Media Stack
Shared Media Runtime (core-x/media_runtime/)
A Python package providing unified interfaces to media services. Imported by both Narrative MCP and Stories MCP.
| Module | Wraps | Purpose |
|---|---|---|
TtsRuntime | mlx-audio (:8093), Voicebox (fallback) | Text-to-speech synthesis with voice cloning |
FrameRuntime | mflux (:8083) | Still image / styleframe generation |
VideoRuntime | video (:8084) / LTX-2 | Motion / video sequence generation |
VoiceResolver | avatar-labs manifests, model-zoo voice samples, data-pool | Character code → voice profile mapping |
MediaJobStore | filesystem | Persistent async job tracking (queued/running/done/error) |
Media Pipeline Split
The media stack is intentionally split by concern:
| Concern | Engine | Service | Role |
|---|---|---|---|
| Still frames / styleframes | mflux (Flux Schnell/Dev/Kontext) | :8083 | Generate first/mid/last anchor frames |
| Motion / interpolation | LTX-2 MLX | :8084 | Generate video from anchor frames or text prompts |
| Speech / audio | mlx-audio (Kokoro TTS) | :8093 | TTS synthesis, default runtime |
| Voice cloning | Qwen (via mlx-audio) | :8093 | Default cloning path for character voices |
| Voice identity | avatar-labs registry | — | Primary source for voice profiles and character mapping |
| Supplemental audio | data-pool | — | Reference audio files for cloning |
Video Presets (core-x/config/presets/video-ltx2.json)

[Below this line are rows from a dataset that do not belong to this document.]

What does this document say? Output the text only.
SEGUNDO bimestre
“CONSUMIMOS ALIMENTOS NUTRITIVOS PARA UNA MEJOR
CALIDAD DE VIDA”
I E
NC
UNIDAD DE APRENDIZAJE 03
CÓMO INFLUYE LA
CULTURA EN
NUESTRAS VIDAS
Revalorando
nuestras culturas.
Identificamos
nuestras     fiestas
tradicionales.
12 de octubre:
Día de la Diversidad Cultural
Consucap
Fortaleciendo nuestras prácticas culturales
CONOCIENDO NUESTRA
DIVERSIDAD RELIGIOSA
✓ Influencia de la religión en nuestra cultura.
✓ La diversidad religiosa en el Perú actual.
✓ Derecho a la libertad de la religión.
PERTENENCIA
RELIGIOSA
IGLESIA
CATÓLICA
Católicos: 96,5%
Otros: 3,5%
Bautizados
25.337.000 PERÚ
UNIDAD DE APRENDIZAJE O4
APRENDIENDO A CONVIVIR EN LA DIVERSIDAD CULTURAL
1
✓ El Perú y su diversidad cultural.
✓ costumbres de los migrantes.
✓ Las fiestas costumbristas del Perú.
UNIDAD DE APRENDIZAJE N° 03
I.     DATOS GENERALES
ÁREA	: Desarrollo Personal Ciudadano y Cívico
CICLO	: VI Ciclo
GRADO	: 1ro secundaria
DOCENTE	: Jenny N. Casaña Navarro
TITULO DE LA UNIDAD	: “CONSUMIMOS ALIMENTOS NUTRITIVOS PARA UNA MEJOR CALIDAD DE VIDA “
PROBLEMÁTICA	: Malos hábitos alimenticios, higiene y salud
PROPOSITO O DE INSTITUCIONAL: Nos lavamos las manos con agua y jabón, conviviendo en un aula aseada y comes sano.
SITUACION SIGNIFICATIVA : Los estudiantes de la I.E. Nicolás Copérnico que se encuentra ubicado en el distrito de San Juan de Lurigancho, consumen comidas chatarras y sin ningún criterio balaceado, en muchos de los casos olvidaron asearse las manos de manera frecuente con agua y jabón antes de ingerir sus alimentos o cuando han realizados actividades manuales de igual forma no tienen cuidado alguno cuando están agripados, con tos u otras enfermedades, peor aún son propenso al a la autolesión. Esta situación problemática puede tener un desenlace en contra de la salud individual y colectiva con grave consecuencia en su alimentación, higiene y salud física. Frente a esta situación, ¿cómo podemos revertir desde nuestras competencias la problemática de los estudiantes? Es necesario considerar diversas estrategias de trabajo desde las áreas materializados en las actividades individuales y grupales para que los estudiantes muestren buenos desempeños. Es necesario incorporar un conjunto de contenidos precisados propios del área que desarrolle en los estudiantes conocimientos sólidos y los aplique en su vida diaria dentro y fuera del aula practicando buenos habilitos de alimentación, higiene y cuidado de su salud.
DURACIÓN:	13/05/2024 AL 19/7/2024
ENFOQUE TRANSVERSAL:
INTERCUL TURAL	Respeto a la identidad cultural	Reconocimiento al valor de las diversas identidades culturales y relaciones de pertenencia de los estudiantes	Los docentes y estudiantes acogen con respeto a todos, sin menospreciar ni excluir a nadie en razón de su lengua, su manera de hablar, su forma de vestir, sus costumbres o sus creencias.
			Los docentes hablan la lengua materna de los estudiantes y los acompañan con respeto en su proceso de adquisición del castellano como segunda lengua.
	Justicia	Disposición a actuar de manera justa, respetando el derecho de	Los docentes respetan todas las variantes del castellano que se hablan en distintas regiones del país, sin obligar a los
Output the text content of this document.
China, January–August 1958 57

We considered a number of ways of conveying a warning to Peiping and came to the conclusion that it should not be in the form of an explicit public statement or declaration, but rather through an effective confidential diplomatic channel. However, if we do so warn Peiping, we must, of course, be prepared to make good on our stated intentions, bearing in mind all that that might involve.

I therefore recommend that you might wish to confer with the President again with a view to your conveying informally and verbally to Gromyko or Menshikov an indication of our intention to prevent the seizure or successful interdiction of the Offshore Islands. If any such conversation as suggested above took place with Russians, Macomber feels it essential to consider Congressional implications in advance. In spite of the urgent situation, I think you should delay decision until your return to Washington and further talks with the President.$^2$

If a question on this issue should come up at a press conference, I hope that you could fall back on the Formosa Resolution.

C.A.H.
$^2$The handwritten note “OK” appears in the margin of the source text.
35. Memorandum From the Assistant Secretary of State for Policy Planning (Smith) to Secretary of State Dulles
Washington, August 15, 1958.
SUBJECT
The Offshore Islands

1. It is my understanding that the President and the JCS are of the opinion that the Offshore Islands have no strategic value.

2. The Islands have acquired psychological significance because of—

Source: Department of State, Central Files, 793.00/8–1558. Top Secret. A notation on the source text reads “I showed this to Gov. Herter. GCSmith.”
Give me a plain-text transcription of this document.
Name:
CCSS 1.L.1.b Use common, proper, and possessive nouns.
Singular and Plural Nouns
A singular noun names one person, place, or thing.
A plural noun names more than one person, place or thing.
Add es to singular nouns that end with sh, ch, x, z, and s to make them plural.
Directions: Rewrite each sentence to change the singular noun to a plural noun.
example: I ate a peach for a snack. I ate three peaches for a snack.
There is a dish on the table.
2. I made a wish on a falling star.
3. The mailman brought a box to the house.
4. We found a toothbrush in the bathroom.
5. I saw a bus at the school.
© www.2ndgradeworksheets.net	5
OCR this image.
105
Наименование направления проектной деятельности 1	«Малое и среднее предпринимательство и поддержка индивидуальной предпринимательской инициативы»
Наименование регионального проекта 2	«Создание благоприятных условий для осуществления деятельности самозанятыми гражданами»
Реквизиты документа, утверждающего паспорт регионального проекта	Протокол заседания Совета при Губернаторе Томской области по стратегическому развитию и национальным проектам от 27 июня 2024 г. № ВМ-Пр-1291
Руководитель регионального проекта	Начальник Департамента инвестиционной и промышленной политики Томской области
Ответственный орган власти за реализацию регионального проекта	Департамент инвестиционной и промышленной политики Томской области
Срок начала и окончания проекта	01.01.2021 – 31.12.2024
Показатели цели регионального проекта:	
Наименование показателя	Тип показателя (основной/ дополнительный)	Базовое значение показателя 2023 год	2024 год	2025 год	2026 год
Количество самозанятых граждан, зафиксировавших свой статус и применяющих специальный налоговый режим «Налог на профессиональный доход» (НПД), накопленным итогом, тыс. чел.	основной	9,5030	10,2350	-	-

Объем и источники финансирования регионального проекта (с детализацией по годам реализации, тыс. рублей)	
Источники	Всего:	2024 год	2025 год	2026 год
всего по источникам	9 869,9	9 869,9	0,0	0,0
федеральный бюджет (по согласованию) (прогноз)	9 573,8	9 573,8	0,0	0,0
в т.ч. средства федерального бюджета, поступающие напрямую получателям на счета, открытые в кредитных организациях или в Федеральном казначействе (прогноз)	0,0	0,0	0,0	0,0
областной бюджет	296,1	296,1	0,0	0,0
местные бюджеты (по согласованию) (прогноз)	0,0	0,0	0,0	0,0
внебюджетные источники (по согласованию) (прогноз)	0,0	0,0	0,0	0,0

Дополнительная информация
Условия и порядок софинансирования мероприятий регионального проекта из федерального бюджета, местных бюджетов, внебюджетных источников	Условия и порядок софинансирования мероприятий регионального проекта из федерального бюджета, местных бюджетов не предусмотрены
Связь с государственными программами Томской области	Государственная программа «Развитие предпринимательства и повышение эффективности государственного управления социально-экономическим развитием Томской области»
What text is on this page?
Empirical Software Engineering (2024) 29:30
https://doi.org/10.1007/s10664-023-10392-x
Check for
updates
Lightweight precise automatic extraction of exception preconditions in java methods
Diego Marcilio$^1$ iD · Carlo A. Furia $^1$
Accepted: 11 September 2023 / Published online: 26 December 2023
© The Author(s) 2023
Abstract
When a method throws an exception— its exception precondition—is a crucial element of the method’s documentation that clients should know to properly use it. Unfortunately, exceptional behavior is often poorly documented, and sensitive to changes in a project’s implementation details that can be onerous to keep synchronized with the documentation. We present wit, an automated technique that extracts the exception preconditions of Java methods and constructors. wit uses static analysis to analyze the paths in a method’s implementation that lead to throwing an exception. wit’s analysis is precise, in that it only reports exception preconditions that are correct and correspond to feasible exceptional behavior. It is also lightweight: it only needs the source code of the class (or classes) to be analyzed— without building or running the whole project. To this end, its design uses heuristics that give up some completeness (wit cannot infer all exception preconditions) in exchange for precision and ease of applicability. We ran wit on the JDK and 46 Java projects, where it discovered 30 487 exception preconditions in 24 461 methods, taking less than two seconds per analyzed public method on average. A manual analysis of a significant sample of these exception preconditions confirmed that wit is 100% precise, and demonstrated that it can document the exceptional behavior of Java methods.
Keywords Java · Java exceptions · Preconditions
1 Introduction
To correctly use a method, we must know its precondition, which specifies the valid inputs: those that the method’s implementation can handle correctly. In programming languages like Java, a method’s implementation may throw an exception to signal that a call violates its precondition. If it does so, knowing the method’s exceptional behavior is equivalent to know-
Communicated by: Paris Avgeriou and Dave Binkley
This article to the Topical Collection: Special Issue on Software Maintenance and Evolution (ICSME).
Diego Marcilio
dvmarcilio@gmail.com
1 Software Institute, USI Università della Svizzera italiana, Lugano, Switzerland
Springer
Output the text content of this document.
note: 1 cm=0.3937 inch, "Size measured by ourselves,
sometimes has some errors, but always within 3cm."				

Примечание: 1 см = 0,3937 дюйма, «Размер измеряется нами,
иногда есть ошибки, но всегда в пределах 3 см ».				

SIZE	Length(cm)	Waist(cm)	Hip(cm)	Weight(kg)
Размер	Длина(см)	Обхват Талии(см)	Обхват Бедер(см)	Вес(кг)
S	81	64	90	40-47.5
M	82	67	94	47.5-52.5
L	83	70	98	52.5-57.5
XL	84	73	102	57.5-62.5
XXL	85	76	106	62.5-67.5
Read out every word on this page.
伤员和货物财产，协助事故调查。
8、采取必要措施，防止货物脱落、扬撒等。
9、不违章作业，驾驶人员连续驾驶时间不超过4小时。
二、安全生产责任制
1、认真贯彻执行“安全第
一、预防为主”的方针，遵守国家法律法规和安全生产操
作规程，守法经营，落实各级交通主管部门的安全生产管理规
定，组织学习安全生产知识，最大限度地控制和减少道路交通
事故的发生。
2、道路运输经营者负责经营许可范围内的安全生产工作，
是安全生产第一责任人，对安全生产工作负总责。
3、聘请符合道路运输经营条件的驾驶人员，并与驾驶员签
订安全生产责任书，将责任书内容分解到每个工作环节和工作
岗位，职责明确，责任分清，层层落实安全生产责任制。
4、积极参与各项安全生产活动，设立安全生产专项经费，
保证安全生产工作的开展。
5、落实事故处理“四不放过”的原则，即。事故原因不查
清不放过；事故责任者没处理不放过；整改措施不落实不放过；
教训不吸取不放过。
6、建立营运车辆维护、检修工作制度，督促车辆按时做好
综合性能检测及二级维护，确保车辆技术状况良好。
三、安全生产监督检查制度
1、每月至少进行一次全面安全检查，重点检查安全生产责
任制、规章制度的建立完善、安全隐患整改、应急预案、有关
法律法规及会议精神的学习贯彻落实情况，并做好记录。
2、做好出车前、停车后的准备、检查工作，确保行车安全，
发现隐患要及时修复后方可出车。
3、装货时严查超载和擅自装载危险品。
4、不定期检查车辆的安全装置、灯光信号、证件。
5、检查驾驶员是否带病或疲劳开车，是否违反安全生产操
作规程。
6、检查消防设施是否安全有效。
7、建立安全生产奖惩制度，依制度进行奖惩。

Three LTX-2 presets for different quality/speed tradeoffs:
| Preset | Still Anchors | Pipeline | Resolution | Steps | Use Case |
|---|---|---|---|---|---|
ltx_fast_distilled | first, last | distilled | 384x256 | 8 | Fast preview iteration |
ltx_keyframe_interp | first, mid, last | keyframe_interpolation | 384x256 | 8 | Explicit anchor-driven motion |
ltx_quality_twostage | first, mid, last | two_stage | 704x480 | 15 | Higher quality final render |
Draw Things Parity (Research Only)
Draw Things added LTX-2 video generation (v1.20260303.0). Core-X matches the workflow shape but does not depend on Draw Things at runtime. The mapping is documented in core-x/docs/research/2026-03-06-drawthings-ltx2-parity.md. Key difference: Core-X keeps still frames, motion, and audio as separate lanes for independent retries and provenance.